Volunteers Reenact World War II During American Heroes 2011

Reenactment enthusiasts recreate a battle from World War II on Camp Mabry, Austin, Texas, April 16.
Reenactment enthusiasts recreate a battle from World War II on Camp Mabry, Austin, Texas, April 16. The show for service members, their families and civilians was a part of the American Heroes celebration. The two-day event was designed to increase the communication and interaction between the local community and the military.


 Story by Sgt. Joisah Pugh

 CAMP MABRY, Texas – Once a year, Austin hosts a Texas Military Forces celebration designed to increase interaction  between the local community and service members called American Heroes. One of the more popular events taking place  during the two-day event was a World War II reenactment performed by a group of local enthusiasts.

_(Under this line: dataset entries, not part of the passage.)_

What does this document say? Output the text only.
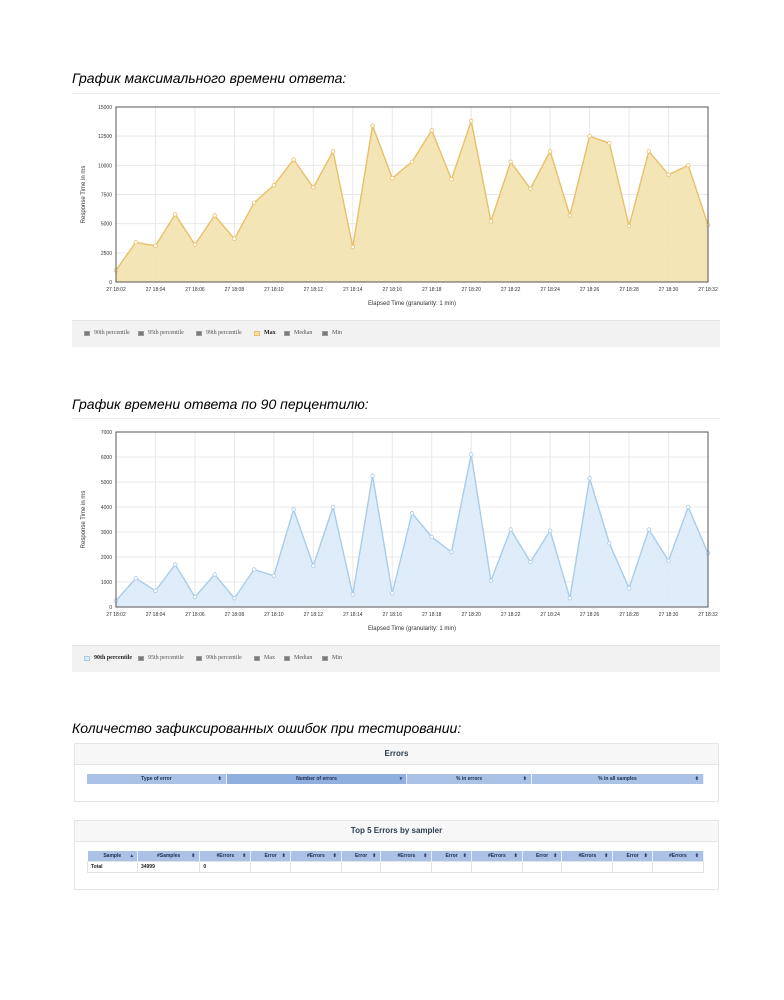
График максимального времени ответа:
0
2500
5000
7500
10000
12500
15000
27 18:02	27 18:04	27 18:06	27 18:08	27 18:10	27 18:12	27 18:14	27 18:16	27 18:18	27 18:20	27 18:22	27 18:24	27 18:26	27 18:28	27 18:30	27 18:32
Elapsed Time (granularity: 1 min)
Response Time in ms
90th percentile	95th percentile	99th percentile	Max	Median	Min
График времени ответа по 90 перцентилю:
0
1000
2000
3000
4000
5000
6000
7000
27 18:02	27 18:04	27 18:06	27 18:08	27 18:10	27 18:12	27 18:14	27 18:16	27 18:18	27 18:20	27 18:22	27 18:24	27 18:26	27 18:28	27 18:30	27 18:32
Elapsed Time (granularity: 1 min)
Response Time in ms
90th percentile	95th percentile	99th percentile	Max	Median	Min
Количество зафиксированных ошибок при тестировании:
Errors
Type of error	⬍	Number of errors	▾	% in errors	⬍	% in all samples	⬍
Top 5 Errors by sampler
Sample ▴	#Samples ⬍	#Errors ⬍	Error ⬍	#Errors ⬍	Error ⬍	#Errors ⬍	Error ⬍	#Errors ⬍	Error ⬍	#Errors ⬍	Error ⬍	#Errors ⬍

Total	34999	0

 “We see this as a time capsule for our visitors to walk into, so that as much as possible, we can surround them with the look  and feel of what happened back in the 1940s,” said Director of the Texas Military Forces Museum, Jeff Hunt.

 Volunteers as young as 14 participated in the simulation, although most of the reenactors were older. Students, doctors,  lawyers, army veterans, historians and teachers comprised a majority of the actors. They slept in World War II style tents near  the battlegrounds and did their best to mimic what life was like for American soldiers of the period. 

 “For so many kids today, history is compressed. They go through it so fast in the schools and memorize the name, place, date,  what happened and regurgitate it on a standardized test,” said Hunt. “History is really a much more dramatic and exciting thing  than that. We want kids to understand that history is not just a lecture, not an old documentary and it’s not a story that grandpa  tells that maybe you only half believe. History is something that lives and breathes. You can hear it, you can feel it, you can  taste it, you can smell it. When the kids get out here and they feel the rumble of a Sherman tank going by, they hear the crack of  one of those guns, they smell the smoke, they see the muzzle flash and they watch people not a lot older than themselves moving across the battlefield, it really does breathe life into the whole experience.”

The emulated battle replicates one fought by the 36th Infantry Division during the invasion of southern France. The museum spent more than $4,000 on pyrotechnics, airplanes, vehicles and blank ammunition to wow the audience. To onlookers, the museum’s budget may have appeared far more massive because the nearly 180 reenactors augmented the museum’s props with their own equipment like uniforms, tents, private vehicles and even tanks.

“If the movie companies were doing this, it’d be a million dollar shot,” said Hunt.

“I think it’s pretty important that young people understand the luxury of peace they have, the security they have and the freedoms they have,” said Hunt. “All of that was purchased and all of that has been secured in the price of service and sacrifice of the men and women in uniform. Many of whom have spilled their blood and many of whom have laid down their lives to give us the kind of world where battles are the sort of thing you reenact and they aren’t things that really happen.”

“It’s good for recruiting because you get a little eight-year-old boy out here watching this battle reenactment and his eyes are popping out,” said Hunt, “You know he walks away with a positive attitude about the military and ten years later he’s much more likely to raise his right hand and take that oath than a kid who’s never been exposed to the history in this way.” 

“It was really cool and I thought it was a good example of World War II,” said Geno Albini, a young boy who watched the show.

Diane Laube, a first-time visitor to the American Heroes celebration, explained her mother was a French denizen who lived through World War II. She imagines that the reenactment might have been what her mother experienced as a young woman in war-torn France.

“I had a great experience here today,” said Laube. “Keep doing it, keep educating everybody, because this is a legacy we need to keep perpetuating.”